Any Help With Decision Tree Algorithm/Implementation Performance and Resource Utilization

Steven_ML · October 8, 2019, 9:02pm

Split from RStudio crash with ctree algorithm in party library - #3

The ctree decision tree algorithm from party library crashed with 500-record training set from my personal computer. I recorded the following memory consumption with ctree algorithm while running the ctree algorithm from my personal computer:

From the graph, it is pretty sure that the ctree consumed great amount of memory. Though there are many Decision Tree algorithm's implementations available from CRAN, they all perform the similar function. Would the information regarding their performance and their resource utilization be possible available, so we can decide the right algorithm implementation to use by the nature of our tasks and resource we have, any idea?

Cheers !!!

Stephen

Steven_ML · October 10, 2019, 2:41am

The R markdown code attached below:

### get the data
#library(readr)
#temp = tempfile()
#download.file(url="https://www.kaggle.com/russellyates88/suicide-rates-overview-1985-to-2016/downloads/master.csv/1", destfile=temp )
rm(list=ls())
setwd("/cloud/project")
suicideData = read.csv(file="./raw-suicide-data.csv", header=TRUE, as.is=FALSE)
suicideData$gdp_for_year.... = as.numeric(gsub(",", "", suicideData$gdp_for_year....))
suicideData$HDI.for.year[is.na(suicideData$HDI.for.year)] = mean(suicideData$HDI.for.year, na.rm = TRUE)
suicideData$classVar = cut(suicideData$suicides.100k.pop, breaks = c(0, 0.92, 5.99, 16.62, 225), labels = c(0, 1, 2, 3), include.lowest = TRUE)
suicideData$classVar = as.numeric(suicideData$classVar)
suicideData$suicides.100k.pop = NULL  
DTtrainingCount = 500
DTtestCount = 500
set.seed(123)
DTtraining_indices = sample(seq_len(nrow(suicideData)), size=DTtrainingCount)
DTtrainSet = suicideData[DTtraining_indices,]
RemainingSet = suicideData[-DTtraining_indices,]
DTtest_indices = sample (seq_len(nrow(RemainingSet)), size = DTtestCount)
DTtestSet = RemainingSet[DTtest_indices,]
library(party)
#> Loading required package: grid
#> Loading required package: mvtnorm
#> Loading required package: modeltools
#> Loading required package: stats4
#> Loading required package: strucchange
#> Loading required package: zoo
#> 
#> Attaching package: 'zoo'
#> The following objects are masked from 'package:base':
#> 
#>     as.Date, as.Date.numeric
#> Loading required package: sandwich
# this step crash each time with more than 1,000 records
treeModel = ctree(classVar ~ ., data=DTtrainSet)

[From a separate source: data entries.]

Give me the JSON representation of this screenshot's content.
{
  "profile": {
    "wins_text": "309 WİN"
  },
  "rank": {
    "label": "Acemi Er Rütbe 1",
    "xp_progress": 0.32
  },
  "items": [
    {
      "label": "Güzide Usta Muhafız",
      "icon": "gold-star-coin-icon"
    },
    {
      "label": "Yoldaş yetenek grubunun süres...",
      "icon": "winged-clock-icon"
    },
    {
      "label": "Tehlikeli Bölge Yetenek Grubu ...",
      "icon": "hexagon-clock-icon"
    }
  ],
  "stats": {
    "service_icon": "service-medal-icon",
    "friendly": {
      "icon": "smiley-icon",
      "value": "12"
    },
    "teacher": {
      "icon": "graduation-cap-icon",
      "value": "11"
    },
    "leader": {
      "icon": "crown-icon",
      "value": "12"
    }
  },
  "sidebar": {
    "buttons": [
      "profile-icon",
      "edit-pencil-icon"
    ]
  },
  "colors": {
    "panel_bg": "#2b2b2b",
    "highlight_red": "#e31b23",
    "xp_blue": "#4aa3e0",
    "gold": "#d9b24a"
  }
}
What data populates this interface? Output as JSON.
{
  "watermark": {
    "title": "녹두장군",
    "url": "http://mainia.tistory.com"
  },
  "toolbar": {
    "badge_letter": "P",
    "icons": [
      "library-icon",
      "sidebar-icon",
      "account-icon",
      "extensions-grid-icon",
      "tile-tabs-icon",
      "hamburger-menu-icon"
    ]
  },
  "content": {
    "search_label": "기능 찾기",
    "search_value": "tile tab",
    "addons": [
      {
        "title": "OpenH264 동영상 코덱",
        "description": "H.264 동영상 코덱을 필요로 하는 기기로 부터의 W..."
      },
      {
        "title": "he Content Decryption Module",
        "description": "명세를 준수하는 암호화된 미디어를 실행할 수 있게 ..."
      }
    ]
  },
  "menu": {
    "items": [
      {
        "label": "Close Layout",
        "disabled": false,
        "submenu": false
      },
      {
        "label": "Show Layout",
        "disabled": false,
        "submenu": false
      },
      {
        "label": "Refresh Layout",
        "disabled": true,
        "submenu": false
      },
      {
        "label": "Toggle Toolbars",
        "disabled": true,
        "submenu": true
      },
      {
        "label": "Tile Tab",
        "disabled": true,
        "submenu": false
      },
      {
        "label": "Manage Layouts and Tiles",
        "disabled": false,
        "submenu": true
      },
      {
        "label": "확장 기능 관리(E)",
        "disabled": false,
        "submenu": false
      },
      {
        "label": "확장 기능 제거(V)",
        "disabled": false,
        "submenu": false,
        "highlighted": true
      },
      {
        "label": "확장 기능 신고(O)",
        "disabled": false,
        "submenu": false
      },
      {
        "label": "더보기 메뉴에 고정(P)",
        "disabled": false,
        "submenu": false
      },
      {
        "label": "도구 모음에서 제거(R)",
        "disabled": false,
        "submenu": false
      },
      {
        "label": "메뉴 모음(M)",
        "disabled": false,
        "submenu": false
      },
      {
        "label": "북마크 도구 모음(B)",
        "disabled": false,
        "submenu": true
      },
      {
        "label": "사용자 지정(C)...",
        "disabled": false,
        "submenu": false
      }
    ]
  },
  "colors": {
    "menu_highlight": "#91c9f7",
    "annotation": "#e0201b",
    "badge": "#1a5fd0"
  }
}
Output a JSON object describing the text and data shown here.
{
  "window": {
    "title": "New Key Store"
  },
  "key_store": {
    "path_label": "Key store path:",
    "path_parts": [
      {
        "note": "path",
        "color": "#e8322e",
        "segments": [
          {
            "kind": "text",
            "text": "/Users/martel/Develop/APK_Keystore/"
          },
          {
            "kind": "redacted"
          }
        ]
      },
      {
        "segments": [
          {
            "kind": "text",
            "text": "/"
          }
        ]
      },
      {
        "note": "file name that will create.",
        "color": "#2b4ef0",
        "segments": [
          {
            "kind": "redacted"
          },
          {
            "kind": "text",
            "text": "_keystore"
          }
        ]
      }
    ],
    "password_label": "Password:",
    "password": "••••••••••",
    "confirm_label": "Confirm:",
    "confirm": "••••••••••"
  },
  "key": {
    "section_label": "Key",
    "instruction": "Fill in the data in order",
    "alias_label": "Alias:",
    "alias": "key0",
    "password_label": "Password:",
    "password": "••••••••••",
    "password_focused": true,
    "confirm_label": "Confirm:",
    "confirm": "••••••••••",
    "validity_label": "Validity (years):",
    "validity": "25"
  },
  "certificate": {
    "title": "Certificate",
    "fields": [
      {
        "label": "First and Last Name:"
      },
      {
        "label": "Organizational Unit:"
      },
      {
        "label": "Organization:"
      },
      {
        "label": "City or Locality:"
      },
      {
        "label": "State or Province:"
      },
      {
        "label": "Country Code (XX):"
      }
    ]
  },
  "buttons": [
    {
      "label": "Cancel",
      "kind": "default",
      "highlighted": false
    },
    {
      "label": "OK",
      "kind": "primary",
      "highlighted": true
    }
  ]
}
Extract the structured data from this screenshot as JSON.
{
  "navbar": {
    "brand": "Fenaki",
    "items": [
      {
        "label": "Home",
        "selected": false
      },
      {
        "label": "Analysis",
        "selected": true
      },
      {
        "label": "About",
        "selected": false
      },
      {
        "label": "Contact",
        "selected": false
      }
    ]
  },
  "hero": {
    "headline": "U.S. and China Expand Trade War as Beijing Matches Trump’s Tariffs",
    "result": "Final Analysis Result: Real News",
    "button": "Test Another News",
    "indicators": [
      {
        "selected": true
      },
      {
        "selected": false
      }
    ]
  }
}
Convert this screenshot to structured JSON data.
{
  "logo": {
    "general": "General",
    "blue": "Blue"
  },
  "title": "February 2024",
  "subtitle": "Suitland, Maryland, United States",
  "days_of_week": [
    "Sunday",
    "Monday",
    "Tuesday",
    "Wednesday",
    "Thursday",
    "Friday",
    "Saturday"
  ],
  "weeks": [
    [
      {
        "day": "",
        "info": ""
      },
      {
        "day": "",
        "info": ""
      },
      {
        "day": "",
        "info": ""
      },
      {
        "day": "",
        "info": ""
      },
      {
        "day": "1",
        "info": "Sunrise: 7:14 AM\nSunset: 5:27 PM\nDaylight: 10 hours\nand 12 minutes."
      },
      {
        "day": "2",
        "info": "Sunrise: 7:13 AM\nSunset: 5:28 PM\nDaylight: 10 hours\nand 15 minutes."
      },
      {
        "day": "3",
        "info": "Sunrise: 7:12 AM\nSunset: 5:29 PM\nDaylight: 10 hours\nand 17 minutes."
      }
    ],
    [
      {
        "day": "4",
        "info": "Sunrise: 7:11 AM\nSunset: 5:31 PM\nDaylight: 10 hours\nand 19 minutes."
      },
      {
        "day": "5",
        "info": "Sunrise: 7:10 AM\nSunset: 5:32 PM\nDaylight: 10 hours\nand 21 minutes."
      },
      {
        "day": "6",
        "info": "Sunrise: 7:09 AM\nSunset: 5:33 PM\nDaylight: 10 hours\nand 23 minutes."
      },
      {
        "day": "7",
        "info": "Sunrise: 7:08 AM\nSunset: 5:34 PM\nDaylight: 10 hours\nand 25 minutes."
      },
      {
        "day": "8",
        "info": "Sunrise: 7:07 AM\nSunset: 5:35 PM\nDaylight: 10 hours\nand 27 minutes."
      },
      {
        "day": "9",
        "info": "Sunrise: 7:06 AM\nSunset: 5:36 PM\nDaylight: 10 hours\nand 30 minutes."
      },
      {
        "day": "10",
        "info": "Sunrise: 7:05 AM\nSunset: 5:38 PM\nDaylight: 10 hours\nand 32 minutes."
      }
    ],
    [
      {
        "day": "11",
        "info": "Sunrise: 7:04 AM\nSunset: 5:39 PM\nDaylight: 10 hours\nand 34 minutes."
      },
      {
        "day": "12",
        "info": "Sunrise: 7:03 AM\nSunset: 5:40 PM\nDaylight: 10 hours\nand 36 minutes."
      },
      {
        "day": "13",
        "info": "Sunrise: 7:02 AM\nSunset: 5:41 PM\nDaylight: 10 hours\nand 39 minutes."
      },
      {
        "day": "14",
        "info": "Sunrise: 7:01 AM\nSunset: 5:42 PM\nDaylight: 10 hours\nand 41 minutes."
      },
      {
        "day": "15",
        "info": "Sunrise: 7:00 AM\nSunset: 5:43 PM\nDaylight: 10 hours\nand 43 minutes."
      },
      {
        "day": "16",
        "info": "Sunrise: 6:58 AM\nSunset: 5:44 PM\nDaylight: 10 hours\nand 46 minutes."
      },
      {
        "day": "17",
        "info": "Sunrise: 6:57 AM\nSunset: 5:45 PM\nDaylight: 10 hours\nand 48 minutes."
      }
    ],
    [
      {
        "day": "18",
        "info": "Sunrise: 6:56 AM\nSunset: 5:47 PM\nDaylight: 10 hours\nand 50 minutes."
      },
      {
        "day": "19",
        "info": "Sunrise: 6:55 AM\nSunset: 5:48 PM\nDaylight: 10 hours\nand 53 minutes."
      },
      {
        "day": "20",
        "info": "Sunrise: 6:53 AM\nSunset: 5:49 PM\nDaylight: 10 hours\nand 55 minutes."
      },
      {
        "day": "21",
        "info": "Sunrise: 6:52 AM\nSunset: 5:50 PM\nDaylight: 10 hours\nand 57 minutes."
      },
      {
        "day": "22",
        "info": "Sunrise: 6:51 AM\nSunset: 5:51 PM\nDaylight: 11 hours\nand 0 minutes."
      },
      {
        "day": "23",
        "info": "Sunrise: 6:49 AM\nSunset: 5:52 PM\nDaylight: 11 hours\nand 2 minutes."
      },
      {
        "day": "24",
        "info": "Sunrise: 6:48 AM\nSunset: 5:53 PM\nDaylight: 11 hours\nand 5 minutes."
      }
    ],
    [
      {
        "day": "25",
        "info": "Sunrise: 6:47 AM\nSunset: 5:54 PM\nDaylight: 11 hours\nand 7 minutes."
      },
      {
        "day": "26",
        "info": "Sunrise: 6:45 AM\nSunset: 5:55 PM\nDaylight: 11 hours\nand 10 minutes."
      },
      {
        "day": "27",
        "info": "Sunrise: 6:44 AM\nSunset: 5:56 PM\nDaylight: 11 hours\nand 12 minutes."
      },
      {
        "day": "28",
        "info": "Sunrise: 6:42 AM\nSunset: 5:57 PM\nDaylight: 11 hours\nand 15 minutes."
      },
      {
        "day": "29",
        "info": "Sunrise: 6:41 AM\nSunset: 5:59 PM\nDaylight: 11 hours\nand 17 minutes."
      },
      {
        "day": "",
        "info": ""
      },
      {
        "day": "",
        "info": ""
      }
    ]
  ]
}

Steven_ML · October 22, 2019, 1:45am

Further study the ctree algorithm, I found it seems the correlation between memory usage and record numbers do not exist for the ctree algorithm. I recorded both the minimum level of memory usage and mean level of memory usage every second during the ctree algorithm run with [ 10, 20, 30, 40, 50, 60, 70, 80, 90, 100] records and [ 200, 300, 400, 500] records. Below are the plot diagrams for memory usage:

system · November 12, 2019, 1:45am

This topic was automatically closed 21 days after the last reply. New replies are no longer allowed.